Prime Minister Recep Tayyip Erdoğan was joined by Deputy Prime Minister Bekir Bozdağ, Foreign Affairs Minister Ahmet Davutoğlu, EU Minister and Chief Negotiator Egemen Bağış as well as Yalçın Akdoğan, Süleyman Soylu and Çağatay Kılıç, individuals that are close to the prime minister on a trip to Germany which commenced on Tuesday.
The trip went extremely well as Chancellor Merkel and other German officials embraced an extremely positive and constructive stance across from the ever-so-confident Erdoğan. Upon his return, members of the press had the chance to attend an "airplane chat" with the prime minister, an event which has now become somewhat of a tradition.
The following are a series of messages delivered by the prime minister on the nation's interior and foreign policy:
* There was a positive air in Germany. How do you feel your trip went?
"We'll see…Because I can't say anything until we have reaped results.
I felt that Chancellor Merkel was more positive this time. At least we were able to relay certain orders to our ministers. Those include the orders we gave our interior ministers regarding the separatist terrorist organization. There was also the order we gave regarding visa requirements… Also in regards to founding Turkish-German universities in Turkey or its equivalent in Germany…"
* Merkel is planning to visit Turkey in 2013. Is there a chance of Turkish-EU relations achieving a positive momentum?
"That is our expectation. On November 30th, both Germany's and Turkey's foreign affairs ministers will be meeting. We want to establish a strategic council-like platform between the two nations and are hoping to carry relations to a peak during Merkel's visit which will transpire later. When it comes to the EU, I perceived Merkel's actions and attitude to be more positive than periods in the past. She didn't defend the privileged membership option for Turkey during the press conference, which is something in the past she used to emphasize. This is because the previous French administration is no longer. We were not able to make any progress when Sarkozy was in power. He never had a positive approach to Turkey and those years were literally lost ones."
YOU WILL REAP WHAT YOU SOW
During a joint press conference with his Moldovan counterpart Vladimir Filat, Prime Minister Erdoğan issued harsh criticism to BDP, the Kurdish nationalist opposition party, in regards to the ongoing hunger strike staged by inmates throughout the country. Commenting on BDP Chairman Demirtaş's warning that the hunger strike could turn into a "radical event", Erdoğan stated, "I have a hard time understanding these sorts of announcements being made by the chairman of a party in the parliament. This is because they are practically using the language of an extension of the terrorist organization. This individual who says that events are going to turn radical has already gone so far as to threaten this nation's schools and absolutely has no idea about democracy or liberties. These are the types of people that have no part in humanity to the point of even attempting to set a university in Hakkâri on fire.

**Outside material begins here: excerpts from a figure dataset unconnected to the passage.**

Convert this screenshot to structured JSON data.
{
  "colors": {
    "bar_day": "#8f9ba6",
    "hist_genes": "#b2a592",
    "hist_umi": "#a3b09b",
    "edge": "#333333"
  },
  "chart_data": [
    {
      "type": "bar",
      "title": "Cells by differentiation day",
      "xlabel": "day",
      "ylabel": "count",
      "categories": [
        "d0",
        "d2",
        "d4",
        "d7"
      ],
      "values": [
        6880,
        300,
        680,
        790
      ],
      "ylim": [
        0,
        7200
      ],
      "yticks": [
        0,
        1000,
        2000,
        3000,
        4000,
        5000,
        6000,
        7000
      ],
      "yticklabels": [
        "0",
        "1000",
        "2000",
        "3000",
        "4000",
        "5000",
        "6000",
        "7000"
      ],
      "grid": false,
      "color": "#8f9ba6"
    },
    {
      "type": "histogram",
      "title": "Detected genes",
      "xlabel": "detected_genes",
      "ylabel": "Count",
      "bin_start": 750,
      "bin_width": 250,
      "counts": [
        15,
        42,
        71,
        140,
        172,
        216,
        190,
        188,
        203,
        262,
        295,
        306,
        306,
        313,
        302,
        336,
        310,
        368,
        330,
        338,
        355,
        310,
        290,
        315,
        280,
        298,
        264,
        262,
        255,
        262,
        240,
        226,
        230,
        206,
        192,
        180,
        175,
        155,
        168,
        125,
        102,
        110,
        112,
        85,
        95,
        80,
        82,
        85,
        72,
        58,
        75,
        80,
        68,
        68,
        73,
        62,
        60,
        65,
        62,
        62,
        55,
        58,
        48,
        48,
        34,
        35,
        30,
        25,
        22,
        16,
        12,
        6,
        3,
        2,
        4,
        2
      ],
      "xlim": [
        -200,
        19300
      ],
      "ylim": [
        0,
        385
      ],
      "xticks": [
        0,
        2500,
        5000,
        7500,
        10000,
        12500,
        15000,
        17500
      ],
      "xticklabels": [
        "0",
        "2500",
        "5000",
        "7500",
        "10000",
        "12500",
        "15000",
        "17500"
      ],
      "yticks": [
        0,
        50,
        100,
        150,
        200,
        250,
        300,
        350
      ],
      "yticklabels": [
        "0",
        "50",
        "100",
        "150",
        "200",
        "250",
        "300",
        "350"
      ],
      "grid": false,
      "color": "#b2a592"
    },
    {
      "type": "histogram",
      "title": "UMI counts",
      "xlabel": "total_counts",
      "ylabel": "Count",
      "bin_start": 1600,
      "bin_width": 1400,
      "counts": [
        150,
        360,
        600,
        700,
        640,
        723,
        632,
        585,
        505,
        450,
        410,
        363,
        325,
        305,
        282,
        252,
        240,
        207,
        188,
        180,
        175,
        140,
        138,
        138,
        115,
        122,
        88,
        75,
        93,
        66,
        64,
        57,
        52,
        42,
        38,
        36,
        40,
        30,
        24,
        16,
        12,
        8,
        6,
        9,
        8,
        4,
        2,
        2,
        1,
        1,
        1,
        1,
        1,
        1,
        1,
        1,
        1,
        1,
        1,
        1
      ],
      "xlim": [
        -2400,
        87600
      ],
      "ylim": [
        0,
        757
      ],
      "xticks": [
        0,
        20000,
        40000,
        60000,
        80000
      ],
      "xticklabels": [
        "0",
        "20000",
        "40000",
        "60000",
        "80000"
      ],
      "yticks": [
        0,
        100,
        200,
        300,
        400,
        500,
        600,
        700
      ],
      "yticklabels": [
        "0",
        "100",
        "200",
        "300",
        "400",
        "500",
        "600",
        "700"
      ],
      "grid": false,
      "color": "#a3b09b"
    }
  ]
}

What are you going to do to become more radical? You will reap what you sow at every step. Either come and conduct politics at Turkey's Grand National Assembly or go up to Kandil," stated the prime minister.
As for the hunger strike itself, Erdoğan stated, "Every preventative measure has been taken. The death fast is over. There is no such thing at present. Those who are inciting the hunger strike continue to spend their days feasting on lamb kebab."